~I despise the whiny voice. You know, the high pitched gut forced crackled up sound that
~It drives me nuts when I'm trying to get the point across that what a certain child is doing is simply not acceptable and such intentions are met with a smirky little sideways grin instead of the sweet understanding eyes of "I promise never to do it again mommy".
~I mastered "the look" my 2nd day of teaching math to 6th grade students YEARS ago and have been secretly looking forward to using this technique on my own children. Sick, I know, but there are only so many things a person can say they're truly good at and well "the look" is one of mine. And just to make it clear that everything is right and balanced with the universe, it turns out "the look" takes some tweaking when using on your own children and although I'm close to figuring out the code for the tweak I'm not 100% there yet which totally sucks.
So, despite the fact that we enjoyed an amazing meal together at our favorite Japanese restaurant last night complete with our star of the restaurant two and a half year old chopstick master (who also ate most of my black miso cod, stinker), and then went on to skip our way alongside the worlds best behaved razor scooting tot (yes I know the age recommendation on those things is 5 years, but we strapped a helmet on him and so far he's only bit the dust a few times and each time got up only to want to go faster, so...), and yes he woke us up this morning by sitting up in bed and shouting the words WE ALL LIVE IN A LELLOW SUBARINE which is about the only thing that could possibly put a smile on a tired momma's face at 6:30AM on a Saturday, DESPITE ALL THAT... he's currently in his room screaming through his 4th time out of the morning and dang-blastit (twitch twitch, snap snap) he WILL NOT WIN this one.

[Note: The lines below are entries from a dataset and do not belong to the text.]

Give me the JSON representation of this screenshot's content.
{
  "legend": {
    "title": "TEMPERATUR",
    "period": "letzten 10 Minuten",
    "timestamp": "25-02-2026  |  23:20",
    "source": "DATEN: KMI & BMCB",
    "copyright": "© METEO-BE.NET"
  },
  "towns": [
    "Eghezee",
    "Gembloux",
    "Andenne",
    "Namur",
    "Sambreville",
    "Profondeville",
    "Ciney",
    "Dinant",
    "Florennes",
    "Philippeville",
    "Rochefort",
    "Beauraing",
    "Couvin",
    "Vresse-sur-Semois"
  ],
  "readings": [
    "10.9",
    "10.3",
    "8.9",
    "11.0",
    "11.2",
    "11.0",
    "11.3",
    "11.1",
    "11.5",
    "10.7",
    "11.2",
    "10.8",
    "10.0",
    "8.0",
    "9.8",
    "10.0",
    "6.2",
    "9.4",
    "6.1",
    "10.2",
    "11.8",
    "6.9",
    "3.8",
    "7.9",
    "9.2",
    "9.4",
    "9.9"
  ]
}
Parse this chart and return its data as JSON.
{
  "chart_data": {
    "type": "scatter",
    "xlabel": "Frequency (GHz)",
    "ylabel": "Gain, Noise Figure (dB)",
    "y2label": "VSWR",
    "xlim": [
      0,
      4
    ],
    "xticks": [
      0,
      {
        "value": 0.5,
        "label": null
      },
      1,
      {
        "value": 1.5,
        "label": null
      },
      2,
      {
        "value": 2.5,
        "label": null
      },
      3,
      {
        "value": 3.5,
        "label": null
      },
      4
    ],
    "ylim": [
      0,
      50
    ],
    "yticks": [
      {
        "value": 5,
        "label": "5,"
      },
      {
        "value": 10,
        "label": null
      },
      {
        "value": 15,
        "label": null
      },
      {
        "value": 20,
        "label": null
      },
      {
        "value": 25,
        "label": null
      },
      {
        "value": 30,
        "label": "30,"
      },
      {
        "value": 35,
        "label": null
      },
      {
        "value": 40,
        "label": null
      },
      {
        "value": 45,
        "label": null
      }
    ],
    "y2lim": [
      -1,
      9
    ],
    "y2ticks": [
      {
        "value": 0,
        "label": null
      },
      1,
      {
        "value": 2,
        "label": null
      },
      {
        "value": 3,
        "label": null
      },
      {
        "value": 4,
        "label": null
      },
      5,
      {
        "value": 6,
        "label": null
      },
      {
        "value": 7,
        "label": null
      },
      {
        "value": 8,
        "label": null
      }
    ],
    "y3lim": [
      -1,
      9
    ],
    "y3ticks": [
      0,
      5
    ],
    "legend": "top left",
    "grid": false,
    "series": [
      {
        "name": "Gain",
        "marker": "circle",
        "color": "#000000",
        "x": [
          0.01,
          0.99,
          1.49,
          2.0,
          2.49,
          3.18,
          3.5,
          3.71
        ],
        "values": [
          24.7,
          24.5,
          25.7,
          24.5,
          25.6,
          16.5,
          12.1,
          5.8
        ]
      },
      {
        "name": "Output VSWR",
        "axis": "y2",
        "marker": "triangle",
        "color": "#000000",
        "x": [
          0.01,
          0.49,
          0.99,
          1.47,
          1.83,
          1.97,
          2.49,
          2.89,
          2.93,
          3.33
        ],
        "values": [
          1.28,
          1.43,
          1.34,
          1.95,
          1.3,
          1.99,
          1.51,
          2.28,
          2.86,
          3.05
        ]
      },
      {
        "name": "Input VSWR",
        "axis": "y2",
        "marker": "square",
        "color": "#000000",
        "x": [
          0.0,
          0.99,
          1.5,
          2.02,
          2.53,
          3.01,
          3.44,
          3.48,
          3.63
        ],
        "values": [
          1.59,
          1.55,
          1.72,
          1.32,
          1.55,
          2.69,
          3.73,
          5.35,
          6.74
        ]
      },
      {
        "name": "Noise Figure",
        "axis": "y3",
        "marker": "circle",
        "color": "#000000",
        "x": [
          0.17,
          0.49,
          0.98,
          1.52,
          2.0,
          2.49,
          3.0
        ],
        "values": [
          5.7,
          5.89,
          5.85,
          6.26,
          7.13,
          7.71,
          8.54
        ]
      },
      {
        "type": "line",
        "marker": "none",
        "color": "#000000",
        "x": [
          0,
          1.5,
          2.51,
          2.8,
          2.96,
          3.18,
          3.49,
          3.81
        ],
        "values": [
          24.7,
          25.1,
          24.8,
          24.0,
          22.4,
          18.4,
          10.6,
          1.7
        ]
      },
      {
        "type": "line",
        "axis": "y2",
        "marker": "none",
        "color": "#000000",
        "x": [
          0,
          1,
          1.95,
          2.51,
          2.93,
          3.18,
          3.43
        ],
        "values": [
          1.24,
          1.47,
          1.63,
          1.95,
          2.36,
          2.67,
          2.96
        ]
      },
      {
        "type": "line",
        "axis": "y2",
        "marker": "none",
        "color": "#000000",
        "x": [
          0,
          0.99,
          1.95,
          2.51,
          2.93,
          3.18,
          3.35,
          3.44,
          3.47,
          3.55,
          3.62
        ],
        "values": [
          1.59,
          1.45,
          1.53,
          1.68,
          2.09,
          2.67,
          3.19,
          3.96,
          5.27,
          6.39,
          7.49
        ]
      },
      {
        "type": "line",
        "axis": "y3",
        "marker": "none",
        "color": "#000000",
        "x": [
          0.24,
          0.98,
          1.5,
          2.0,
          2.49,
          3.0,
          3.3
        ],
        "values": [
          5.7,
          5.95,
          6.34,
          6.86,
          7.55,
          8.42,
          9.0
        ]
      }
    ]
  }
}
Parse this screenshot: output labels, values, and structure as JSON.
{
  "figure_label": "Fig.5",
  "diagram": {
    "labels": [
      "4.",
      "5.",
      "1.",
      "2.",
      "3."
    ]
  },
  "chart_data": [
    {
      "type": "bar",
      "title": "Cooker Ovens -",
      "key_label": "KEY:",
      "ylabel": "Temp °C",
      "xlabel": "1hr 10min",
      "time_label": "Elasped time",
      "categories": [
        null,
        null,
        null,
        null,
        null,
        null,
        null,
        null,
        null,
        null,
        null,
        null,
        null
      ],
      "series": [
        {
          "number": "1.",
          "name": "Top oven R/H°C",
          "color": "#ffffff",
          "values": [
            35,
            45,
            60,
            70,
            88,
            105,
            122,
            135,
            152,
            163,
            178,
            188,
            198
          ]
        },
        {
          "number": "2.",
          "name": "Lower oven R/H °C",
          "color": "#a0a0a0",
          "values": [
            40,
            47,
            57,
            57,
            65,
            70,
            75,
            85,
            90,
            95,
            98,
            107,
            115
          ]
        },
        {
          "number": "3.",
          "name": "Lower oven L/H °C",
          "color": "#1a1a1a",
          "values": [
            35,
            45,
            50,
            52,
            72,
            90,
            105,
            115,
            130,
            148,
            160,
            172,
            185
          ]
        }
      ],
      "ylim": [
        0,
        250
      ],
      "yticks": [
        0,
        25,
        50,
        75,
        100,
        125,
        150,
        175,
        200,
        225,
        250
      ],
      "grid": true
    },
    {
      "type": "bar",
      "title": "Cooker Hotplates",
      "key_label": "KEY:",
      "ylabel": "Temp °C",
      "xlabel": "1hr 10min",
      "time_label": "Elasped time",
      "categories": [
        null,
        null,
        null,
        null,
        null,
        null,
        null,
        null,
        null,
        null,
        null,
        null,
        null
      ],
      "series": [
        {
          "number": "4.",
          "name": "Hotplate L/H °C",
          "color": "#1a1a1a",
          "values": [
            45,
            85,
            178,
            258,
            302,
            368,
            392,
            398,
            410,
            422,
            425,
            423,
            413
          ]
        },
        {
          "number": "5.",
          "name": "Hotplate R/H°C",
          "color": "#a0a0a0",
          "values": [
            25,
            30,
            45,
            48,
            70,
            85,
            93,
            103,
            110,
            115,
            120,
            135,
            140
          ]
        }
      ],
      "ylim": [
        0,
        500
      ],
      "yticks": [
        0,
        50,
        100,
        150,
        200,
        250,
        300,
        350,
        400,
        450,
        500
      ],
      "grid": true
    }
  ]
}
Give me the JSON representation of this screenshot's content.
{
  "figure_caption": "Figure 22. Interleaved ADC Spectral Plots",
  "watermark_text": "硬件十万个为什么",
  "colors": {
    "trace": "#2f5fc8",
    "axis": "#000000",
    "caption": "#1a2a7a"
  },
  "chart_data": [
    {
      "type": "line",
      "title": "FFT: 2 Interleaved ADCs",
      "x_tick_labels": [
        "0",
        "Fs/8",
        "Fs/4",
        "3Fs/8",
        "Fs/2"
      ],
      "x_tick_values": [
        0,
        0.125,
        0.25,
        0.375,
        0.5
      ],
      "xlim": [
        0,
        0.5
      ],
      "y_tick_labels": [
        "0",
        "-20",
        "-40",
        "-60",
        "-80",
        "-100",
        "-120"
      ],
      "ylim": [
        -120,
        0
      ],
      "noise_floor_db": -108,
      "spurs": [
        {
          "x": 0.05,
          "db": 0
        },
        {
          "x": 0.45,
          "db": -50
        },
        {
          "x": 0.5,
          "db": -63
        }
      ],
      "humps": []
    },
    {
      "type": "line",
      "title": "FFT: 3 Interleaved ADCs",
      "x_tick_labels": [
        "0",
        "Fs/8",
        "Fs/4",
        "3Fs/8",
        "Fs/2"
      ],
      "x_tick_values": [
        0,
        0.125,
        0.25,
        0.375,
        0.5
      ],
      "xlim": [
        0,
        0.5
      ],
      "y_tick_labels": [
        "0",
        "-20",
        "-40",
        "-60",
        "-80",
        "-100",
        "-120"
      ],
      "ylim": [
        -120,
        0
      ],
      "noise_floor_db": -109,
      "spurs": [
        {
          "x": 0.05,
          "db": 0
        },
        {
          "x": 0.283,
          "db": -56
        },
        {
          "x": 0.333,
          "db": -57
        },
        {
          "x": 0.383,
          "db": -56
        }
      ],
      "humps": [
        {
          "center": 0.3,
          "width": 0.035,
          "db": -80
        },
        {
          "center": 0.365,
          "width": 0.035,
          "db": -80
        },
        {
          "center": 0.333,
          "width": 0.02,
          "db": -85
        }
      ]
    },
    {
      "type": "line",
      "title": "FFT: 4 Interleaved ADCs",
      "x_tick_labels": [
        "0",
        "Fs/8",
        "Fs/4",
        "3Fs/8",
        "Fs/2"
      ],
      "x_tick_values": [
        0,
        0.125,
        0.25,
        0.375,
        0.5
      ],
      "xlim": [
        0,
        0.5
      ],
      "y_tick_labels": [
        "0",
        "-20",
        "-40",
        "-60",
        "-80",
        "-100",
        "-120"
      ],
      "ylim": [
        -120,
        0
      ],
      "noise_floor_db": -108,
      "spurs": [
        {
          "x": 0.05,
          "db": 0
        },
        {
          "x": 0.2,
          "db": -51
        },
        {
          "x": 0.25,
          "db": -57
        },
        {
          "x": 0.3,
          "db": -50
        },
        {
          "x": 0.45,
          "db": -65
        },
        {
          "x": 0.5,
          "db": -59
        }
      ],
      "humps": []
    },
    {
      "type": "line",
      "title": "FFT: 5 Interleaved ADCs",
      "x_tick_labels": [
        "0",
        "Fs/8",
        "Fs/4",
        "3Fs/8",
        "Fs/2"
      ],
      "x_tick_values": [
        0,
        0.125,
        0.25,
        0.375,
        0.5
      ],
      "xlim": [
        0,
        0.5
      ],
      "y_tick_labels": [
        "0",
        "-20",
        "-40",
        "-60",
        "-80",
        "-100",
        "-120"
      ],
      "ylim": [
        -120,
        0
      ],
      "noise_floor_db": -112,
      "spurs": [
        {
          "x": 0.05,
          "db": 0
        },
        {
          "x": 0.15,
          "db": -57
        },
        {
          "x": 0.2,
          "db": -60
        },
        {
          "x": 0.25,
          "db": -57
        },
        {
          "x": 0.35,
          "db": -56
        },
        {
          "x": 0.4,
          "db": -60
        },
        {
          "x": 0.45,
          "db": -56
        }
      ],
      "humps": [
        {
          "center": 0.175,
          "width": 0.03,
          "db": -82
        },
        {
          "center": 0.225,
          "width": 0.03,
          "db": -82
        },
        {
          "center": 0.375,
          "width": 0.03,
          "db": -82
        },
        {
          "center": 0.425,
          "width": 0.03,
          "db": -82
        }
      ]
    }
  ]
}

Well it's now 15 minutes later and we're juggling balls of Play-Doh in the living room and every few minutes or so another rendition of one of the Beatles mixes that seems to be constantly playing in his head finds it's way to his mouth and eventually his arms and legs and all of a sudden we're grooving to lellow subarine or the more you say goodbye I say hello. And I'm left with the puzzling question:
How could I have ever even questioned whether or not I was winning?